The clergyman took off his spectacles and wiped them, and Drummond stole a lightning glance at Darrell. The faintest shrug of his shoulders indicated that the latter had heard, and was as much in the dark as Hugh. That this was the Reverend Theodosius Longmoor was now obvious, but what a charming, courteous old gentleman! It seemed impossible to associate guilt with such a delightful person, and, if so, they had made a bad mistake. It was not the hunchback who had thrown the bomb; they were up another blind alley.
For a while Hugh chatted with him about the outrage, then he glanced at his watch.
“Nearly time for lunch, I think,” said the clergyman. “Perhaps you would give a lonely old man the pleasure of your company.”
“Very nice of you, but I’m expecting my wife,” said Hugh. “She said she’d be here at one, and now it’s a quarter past. Perhaps you’ll lunch with us?”
“Charmed,” said the clergyman, taking a note which a pageboy was handing to him on a tray. “Charmed.” He glanced through the note and placed it in his pocket. “The ladies, bless them! so often keep us waiting.”
“I’ll just go and ring up,” said Drummond. “She may have changed her mind.”

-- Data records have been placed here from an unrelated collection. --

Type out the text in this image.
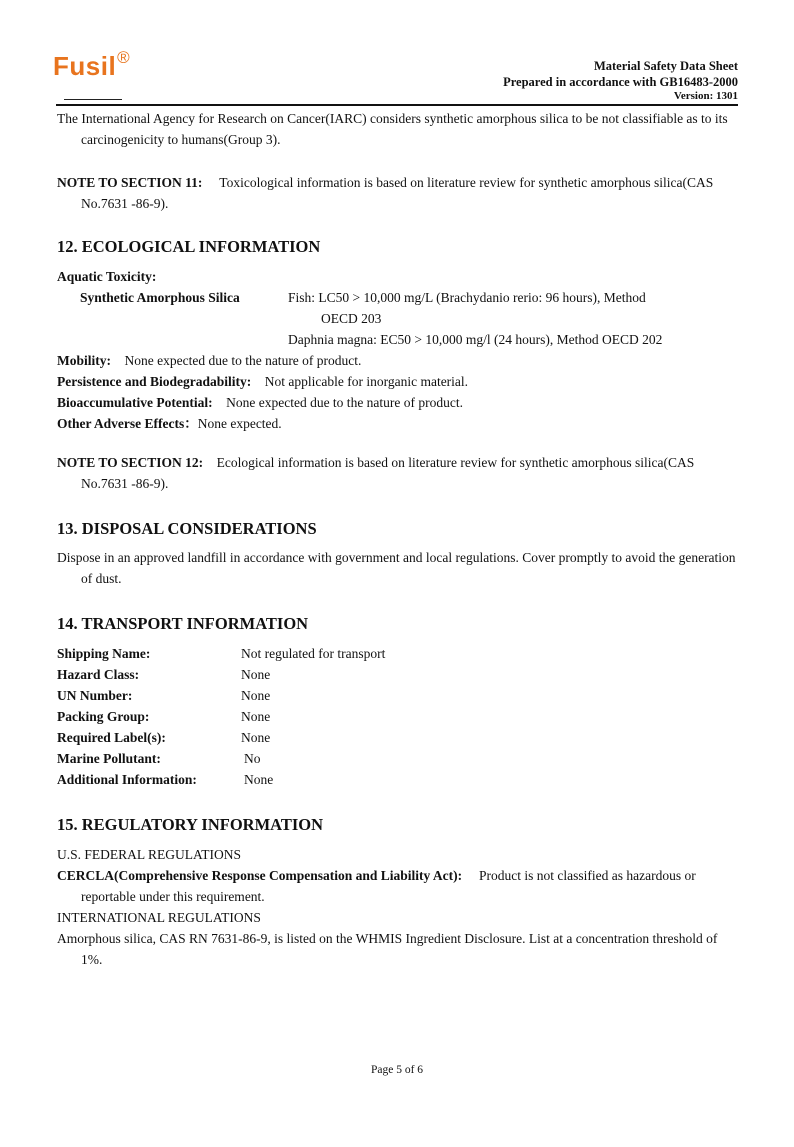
Fusil®	Material Safety Data Sheet
Prepared in accordance with GB16483-2000
Version: 1301

The International Agency for Research on Cancer(IARC) considers synthetic amorphous silica to be not classifiable as to its carcinogenicity to humans(Group 3).

NOTE TO SECTION 11: Toxicological information is based on literature review for synthetic amorphous silica(CAS No.7631 -86-9).

12. ECOLOGICAL INFORMATION

Aquatic Toxicity:

Synthetic Amorphous Silica	Fish: LC50 > 10,000 mg/L (Brachydanio rerio: 96 hours), Method

OECD 203

Daphnia magna: EC50 > 10,000 mg/l (24 hours), Method OECD 202

Mobility: None expected due to the nature of product.

Persistence and Biodegradability: Not applicable for inorganic material.

Bioaccumulative Potential: None expected due to the nature of product.

Other Adverse Effects：None expected.

NOTE TO SECTION 12: Ecological information is based on literature review for synthetic amorphous silica(CAS No.7631 -86-9).

13. DISPOSAL CONSIDERATIONS

Dispose in an approved landfill in accordance with government and local regulations. Cover promptly to avoid the generation of dust.

14. TRANSPORT INFORMATION
Shipping Name:	Not regulated for transport
Hazard Class:	None
UN Number:	None
Packing Group:	None
Required Label(s):	None
Marine Pollutant:	No
Additional Information:	None
15. REGULATORY INFORMATION

U.S. FEDERAL REGULATIONS

CERCLA(Comprehensive Response Compensation and Liability Act): Product is not classified as hazardous or reportable under this requirement.

INTERNATIONAL REGULATIONS

Amorphous silica, CAS RN 7631-86-9, is listed on the WHMIS Ingredient Disclosure. List at a concentration threshold of 1%.

Page 5 of 6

“Another prerogative of their sex,” beamed his companion, as Drummond left him. He polished his spectacles and once more resumed his perusal of the Church Times, bowing in old-world fashion to two or three acquaintances who passed. And more and more was Peter Darrell becoming convinced that a big mistake had been made somewhere, when Hugh returned looking a little worried.
“Can’t make it out, Peter,” he said anxiously. “Just got through to Denny, and Phyllis left half an hour ago to come here.”
“Probably doing a bit of shopping, old man,” answered Peter reassuringly. “I say, Hugh, we’ve bloomered over this show.”
Hugh glanced across at the table where the clergyman was sitting, and suddenly Peter found his arm gripped with a force that made him cry out. He glanced at Hugh, and that worthy was staring at the clergyman with a look of speechless amazement on his face. Then he swung round, and his eyes were blazing.
“Peter!” he said tensely. “Look at him. The one trick that gives him away every time! Bloomered, have we? Great heavens above, man, it’s Carl Peterson!”
A little dazedly Darrell glanced at the clergyman. He was still reading the Church Times, but with his left hand he was drumming a ceaseless tattoo on his knee.